One problem with monopolies is groupthink

Back in that - at the time - famous book “The Wisdom of Crowds” there was a long discourse on the perils of groupthink. Some inaccuracy creeps into the thinnking of an isolated group and becomes a foundational belief. The dynamics of ingroups mean that the belief becomes ever more extreme. There’s no reference - it’s within group groupthink - to outside reality to check this process of spiralling off into ever greater error:

Considering the fact this part of their website was updated in April 2024 after several maternity scandals, including at Shrewsbury and Telford NHS trust, where mothers and babies died or were left severely disabled in part because of the pursuit of “normal birth at any cost”, this policy was completely tone deaf. The Royal College of Midwives dropped its initiative to promote “normal birth” in 2017. British women have had the right to a caesarean birth on request since 2011, though some are still having to fight to have that request granted.

NHS midwifery did indeed become overcolonised by the “madwives”. Some number of would be mothers and their children were killed by that, umm, “overenthusiastic” insistence upon natural birth rather than the technological marvels that we spend £160 billion a year on the NHS to gain access to. Why?

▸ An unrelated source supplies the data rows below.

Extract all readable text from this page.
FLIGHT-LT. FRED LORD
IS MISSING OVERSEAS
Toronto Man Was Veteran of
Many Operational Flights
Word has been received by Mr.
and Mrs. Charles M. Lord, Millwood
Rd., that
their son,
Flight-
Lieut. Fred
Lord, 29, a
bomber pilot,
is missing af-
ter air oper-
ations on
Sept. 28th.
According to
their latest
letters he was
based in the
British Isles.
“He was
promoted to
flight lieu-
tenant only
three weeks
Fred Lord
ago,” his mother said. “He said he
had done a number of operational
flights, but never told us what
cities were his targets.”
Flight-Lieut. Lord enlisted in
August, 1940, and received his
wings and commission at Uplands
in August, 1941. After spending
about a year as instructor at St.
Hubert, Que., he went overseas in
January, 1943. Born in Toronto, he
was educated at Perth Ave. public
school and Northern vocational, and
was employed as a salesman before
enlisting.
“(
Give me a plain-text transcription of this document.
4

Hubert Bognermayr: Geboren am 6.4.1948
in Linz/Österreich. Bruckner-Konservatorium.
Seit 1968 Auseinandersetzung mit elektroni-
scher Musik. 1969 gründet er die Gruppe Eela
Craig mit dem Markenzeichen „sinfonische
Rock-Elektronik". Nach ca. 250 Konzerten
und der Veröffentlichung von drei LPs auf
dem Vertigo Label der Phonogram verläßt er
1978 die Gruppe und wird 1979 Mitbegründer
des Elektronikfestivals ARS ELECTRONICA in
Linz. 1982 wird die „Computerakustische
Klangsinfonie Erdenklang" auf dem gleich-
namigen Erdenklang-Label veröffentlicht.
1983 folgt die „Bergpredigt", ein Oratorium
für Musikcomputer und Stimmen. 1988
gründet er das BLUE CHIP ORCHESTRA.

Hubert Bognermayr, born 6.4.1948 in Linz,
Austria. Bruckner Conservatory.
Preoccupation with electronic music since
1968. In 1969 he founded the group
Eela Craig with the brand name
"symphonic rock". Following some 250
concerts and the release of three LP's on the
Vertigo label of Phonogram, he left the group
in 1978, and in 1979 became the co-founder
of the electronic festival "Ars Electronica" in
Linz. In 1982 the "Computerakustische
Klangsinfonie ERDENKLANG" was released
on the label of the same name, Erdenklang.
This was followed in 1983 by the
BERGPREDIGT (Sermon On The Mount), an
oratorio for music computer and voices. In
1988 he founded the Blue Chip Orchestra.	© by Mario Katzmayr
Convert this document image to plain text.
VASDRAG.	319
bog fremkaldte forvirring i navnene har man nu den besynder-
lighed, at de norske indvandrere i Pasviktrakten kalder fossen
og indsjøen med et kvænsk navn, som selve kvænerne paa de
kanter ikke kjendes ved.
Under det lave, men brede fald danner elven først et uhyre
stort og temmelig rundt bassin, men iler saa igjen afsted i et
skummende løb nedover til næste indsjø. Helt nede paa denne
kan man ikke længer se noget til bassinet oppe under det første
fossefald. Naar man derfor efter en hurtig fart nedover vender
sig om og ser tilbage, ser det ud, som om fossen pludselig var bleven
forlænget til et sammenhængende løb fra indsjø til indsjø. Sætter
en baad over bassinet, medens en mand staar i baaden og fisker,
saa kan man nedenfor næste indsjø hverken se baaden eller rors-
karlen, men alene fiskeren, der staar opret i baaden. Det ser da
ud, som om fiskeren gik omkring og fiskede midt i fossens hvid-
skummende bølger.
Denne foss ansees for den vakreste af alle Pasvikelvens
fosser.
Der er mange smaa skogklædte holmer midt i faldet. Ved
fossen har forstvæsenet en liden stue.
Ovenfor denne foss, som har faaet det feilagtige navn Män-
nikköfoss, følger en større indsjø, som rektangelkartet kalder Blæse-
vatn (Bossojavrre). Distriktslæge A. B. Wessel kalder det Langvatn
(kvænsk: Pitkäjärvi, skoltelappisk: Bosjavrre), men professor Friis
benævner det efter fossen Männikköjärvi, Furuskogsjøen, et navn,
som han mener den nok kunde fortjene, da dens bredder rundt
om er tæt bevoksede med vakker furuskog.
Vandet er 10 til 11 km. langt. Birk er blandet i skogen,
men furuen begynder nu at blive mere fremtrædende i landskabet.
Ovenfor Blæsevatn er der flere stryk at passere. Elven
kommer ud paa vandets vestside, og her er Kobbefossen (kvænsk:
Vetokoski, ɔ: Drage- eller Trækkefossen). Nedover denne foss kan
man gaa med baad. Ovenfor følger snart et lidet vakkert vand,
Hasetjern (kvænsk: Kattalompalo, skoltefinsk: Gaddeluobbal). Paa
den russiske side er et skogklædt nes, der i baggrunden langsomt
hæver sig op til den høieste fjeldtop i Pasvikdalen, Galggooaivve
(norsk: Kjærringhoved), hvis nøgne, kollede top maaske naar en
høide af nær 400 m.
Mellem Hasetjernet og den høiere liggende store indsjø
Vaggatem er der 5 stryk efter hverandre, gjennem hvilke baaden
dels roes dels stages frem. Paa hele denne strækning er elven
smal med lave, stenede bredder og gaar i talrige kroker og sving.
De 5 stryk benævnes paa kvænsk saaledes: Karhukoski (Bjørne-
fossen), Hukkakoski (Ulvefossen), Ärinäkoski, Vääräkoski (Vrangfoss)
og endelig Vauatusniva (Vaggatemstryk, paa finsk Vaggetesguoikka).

The NHS is a closed system, does not face competition from those not subject to its groupthink. Therefore we gain that spiralling off into extremism of the thinking within the group.

This is a criticism at a much higher level of abstraction than whether taxpayers should be paying for other peoples’ healthcare or not. It’s that the one monopolistic supplier is a bad idea. Because Monopolies Are Bad, M’Kay? This groupthink leading to extremist error being only one of the reasons they are.